21 year high for Sydney and Melbourne investor lending

Investor lending surges

Australian Finance Group (AFG) released its May 2015 mortgage index figures today which showed investor lending in Sydney and Melbourne rising to a 21 year high.

The proportion of loans written nationally to investors has surged to 43 per cent from 39 per cent in April 2014.

And with another rate cut set to take fixed rate mortgages down to incredibly cheap levels - some at below 4 per cent - the investor surge is likely to continue.

April seasonally softer

AFG, which accounts for around 10 per cent of the mortgage market, processed 9,661 mortgages in April, a 13 per cent increase on the prior year figure.

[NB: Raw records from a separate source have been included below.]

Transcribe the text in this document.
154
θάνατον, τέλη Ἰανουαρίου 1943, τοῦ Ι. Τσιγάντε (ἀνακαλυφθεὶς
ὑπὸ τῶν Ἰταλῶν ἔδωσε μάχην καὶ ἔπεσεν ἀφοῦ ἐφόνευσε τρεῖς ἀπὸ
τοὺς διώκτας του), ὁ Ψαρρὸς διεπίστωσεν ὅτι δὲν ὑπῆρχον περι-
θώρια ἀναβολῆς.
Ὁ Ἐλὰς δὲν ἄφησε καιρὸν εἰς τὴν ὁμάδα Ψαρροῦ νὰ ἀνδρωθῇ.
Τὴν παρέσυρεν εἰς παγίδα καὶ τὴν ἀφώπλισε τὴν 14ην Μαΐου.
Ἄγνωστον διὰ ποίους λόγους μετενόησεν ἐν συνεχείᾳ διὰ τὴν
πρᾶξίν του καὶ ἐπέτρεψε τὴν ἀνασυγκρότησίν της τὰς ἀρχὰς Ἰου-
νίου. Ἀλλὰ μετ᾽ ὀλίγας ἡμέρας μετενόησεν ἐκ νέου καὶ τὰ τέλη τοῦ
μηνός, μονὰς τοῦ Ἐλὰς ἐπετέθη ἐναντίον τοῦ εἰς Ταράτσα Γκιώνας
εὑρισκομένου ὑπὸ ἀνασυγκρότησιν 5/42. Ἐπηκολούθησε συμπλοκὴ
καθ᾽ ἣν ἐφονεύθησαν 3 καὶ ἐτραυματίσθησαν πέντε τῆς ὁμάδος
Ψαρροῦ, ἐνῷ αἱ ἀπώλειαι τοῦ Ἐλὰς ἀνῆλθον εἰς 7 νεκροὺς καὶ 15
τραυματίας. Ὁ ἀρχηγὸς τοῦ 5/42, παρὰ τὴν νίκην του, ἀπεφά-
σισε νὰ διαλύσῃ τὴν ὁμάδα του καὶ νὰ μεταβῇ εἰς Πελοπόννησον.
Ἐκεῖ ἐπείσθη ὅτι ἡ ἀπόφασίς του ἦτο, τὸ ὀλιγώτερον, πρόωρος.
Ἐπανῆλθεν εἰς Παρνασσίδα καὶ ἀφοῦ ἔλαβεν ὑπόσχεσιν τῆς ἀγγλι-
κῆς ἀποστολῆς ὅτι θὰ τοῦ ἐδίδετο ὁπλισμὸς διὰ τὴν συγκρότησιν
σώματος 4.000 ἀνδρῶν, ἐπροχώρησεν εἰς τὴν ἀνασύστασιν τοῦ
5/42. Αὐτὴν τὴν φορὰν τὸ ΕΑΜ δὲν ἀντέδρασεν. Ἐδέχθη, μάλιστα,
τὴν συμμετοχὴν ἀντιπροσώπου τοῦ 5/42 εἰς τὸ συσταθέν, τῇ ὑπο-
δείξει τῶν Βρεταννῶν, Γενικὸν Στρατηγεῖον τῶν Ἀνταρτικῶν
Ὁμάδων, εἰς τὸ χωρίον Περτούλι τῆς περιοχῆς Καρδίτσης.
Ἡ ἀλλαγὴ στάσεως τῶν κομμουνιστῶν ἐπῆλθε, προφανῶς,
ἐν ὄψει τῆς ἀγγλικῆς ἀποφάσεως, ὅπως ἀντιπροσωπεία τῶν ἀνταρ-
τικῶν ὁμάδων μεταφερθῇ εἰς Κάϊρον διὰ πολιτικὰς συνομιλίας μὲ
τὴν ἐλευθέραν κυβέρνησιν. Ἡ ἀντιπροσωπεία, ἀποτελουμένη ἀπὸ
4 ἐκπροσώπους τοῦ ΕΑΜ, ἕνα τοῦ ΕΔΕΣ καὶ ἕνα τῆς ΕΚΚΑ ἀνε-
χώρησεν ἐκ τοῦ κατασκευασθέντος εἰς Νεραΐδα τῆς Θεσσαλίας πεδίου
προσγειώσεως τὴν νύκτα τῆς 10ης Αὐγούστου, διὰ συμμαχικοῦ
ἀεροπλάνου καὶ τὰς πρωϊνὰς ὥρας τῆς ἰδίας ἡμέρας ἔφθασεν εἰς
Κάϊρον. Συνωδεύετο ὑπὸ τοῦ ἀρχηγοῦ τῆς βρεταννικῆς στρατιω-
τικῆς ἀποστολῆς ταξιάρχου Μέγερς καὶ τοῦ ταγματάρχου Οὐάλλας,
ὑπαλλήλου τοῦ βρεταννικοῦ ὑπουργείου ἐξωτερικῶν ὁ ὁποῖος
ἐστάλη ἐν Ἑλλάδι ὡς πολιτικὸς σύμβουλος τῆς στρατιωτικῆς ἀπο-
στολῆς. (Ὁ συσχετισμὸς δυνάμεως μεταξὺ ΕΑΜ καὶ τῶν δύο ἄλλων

Mortgage volumes are typically seasonally weaker in April than in March.

However, over the past two years there has been a considerable run-up in the number of mortgages written.


AFG processed an aggregate of $4,380 million of mortgages in April, an increase of $708 million or 19 per cent on the April 2014 dollar value.


State versus state 

The strong results have largely been driven by a huge splurge in investor activity in Sydney and Melbourne.


Over the past two years mortgage volumes in dollar value  terms have boomed by 70 per cent in New South Wales and 50 per cent in Victoria.

Queensland and South Australia have also seen mortgage volumes increase by 24 per cent and 28 per cent respectively.


Mortgage activity in Western Australia has been waning as the Perth market moves into its downturn phase.

Investors lead market

A crunching 52.8 per cent of mortgages processed by AFG in New South Wales were to investors in April, very close to the record high levels reported by the mortgage aggregator in January 2014.

40.9 per cent of loans were also to investors in Victoria, while the investor loan share also jumped to 36.7 per cent in Queensland in April 2015.


The wrap

These figures very much tally with what we have seen happening on the ground as well as the most recent data from APRA which has also suggested that investor lending has continued to remain imperiously strong.

Noted Mark Hewitt, general manager of sales and operations at AFG:

"Investor borrowing in both Sydney and Melbourne is now at the highest level we have recorded in 21 years".

A further interest rate cut delivered yesterday will do little to dampen investor enthusiasm.